Muchos intentan renegar, pero existe un no sé qué en eso de ver una película en televisión que, aunque se haya conocido mil veces, uno se quede clavado en el sofá y la vuelva a ver otra vez. Puede que a uno le pueda la costumbre, quizá la razón sea nostálgica por el título que se emitirá o tal vez la haronía por no levantarse a delimitar el mando nos deje mirando la pantalla; sea lo que sea, cientos de personas pasan por la misma situación cada perplejidad. Por suerte para todos, siempre hay poco que ver para producirse el rato.
Qué mejor que una película que nos haga reflexionar en una perplejidad del fin de semana para desconectar. La 2 emite a partir de las 22:00 una propuesta de lo más interesante del cine europeo: El repostero de Berlín (2017), una producción germano-israelí que promete no dejar indiferente a nadie.
La película, de poco más de una hora, comienza su historia en Berlín, donde conocemos a Oren, un ingeniero constructor israelí que trabaja periódicamente en un gran plan. Oren vive sus días con tranquilidad, hasta que se encapricha del pastelero Thomas. Un romance que ni siquiera parece sobrevenir empezado propiamente cuando Thomas descubre que Oren ha muerto en un montaña de coche en Jerusalén. Sin dudarlo, Thomas viaja allí sin entender exactamente qué es lo que está buscando. Lo que sí encuentra, contra todo pronóstico, es el café del que es propietaria la mujer de Oren, Anat, quien no tarda en ofrecerle un empleo de lo más central, consistente en depurar y fregar cacharros.

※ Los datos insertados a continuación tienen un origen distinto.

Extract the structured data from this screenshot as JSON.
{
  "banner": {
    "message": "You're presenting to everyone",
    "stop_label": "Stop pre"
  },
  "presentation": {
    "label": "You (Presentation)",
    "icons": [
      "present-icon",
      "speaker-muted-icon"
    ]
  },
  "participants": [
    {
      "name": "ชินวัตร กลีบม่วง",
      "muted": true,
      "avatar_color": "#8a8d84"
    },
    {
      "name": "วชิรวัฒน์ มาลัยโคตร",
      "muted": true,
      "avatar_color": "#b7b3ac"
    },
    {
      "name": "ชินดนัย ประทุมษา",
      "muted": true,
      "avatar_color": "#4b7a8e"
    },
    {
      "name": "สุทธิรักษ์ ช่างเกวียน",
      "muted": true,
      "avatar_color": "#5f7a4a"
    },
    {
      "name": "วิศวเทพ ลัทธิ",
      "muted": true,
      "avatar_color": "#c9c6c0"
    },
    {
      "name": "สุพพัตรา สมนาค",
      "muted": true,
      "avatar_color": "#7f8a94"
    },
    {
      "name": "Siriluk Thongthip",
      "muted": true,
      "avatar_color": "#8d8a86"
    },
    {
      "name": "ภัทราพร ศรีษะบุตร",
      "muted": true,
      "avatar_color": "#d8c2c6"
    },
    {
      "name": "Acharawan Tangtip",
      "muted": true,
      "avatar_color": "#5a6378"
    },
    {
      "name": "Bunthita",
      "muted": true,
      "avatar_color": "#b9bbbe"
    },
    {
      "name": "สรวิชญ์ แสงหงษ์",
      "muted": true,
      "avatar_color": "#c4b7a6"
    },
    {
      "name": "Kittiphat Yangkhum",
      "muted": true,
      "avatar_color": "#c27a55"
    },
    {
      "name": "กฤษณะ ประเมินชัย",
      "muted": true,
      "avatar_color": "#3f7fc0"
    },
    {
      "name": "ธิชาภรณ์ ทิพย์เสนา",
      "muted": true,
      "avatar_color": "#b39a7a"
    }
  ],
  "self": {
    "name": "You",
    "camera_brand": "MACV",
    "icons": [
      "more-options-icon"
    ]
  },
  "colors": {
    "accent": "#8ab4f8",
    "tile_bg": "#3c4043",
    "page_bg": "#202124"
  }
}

Un trabajo sencillo que el tudesco no duda en aceptar, sin revelar su cierto talento hasta que llega el día del cumpleaños del hijo de Anat, cuando decide preparar una sorpresa bajo la forma de una confección de pastas. Esto no acaba de sentar admisiblemente al religioso Motti, el hermano de Oren. A eso hay que sumar un hecho simple: Thomas es tudesco, la comida que prepara un goy no es de conformidad con la ley judaica y un café en Jerusalén pierde clientes sin el certificado kosher.
Tim Kalkhof, Zohar Shtrauss, Sarah Adler y Stephanie Stremler dan vida a los personajes de esta peculiar historia, en la que las mentiras se estiran hasta el punto de no retorno en una película donde se critica, si admisiblemente de guisa suave, el semitismo, la religión, el machismo y las costumbres atávicas; añadiendo, eso sí, un ingrediente novedoso: la homosexualidad. Una combinación que se deja ver y escuchar entre pasteles y galletas, aderezados con la impresionante química de sus protagonistas, y que logra totalmente sus objetivos.
Una película que demuestra que la colaboración, el trabajo mutuo, el respeto profundo, la afecto y la deslumbramiento son posibles si partimos del velo de la ignorancia y no dejamos proceder a los prejuicios y las convenciones sociales más antiguos. Un hermoso gimnasia cinematográfico y toda una aleccionamiento de cómo utilizar las imágenes para que narren una historia sin tener que apelar a las palabras, utilizando la cocina como sujeto conductor y simbólico.
Una película que convence, que logra unir aunque sea durante una hora a dos países históricamente antagónicos, cuestionar ciertos títulos tradicionales y morirse de acto sexual por sus protagonistas. Ópera prima del israelí Ofir Raul Graizer que endulza, pero no empalaga, sin recatos ni apuros.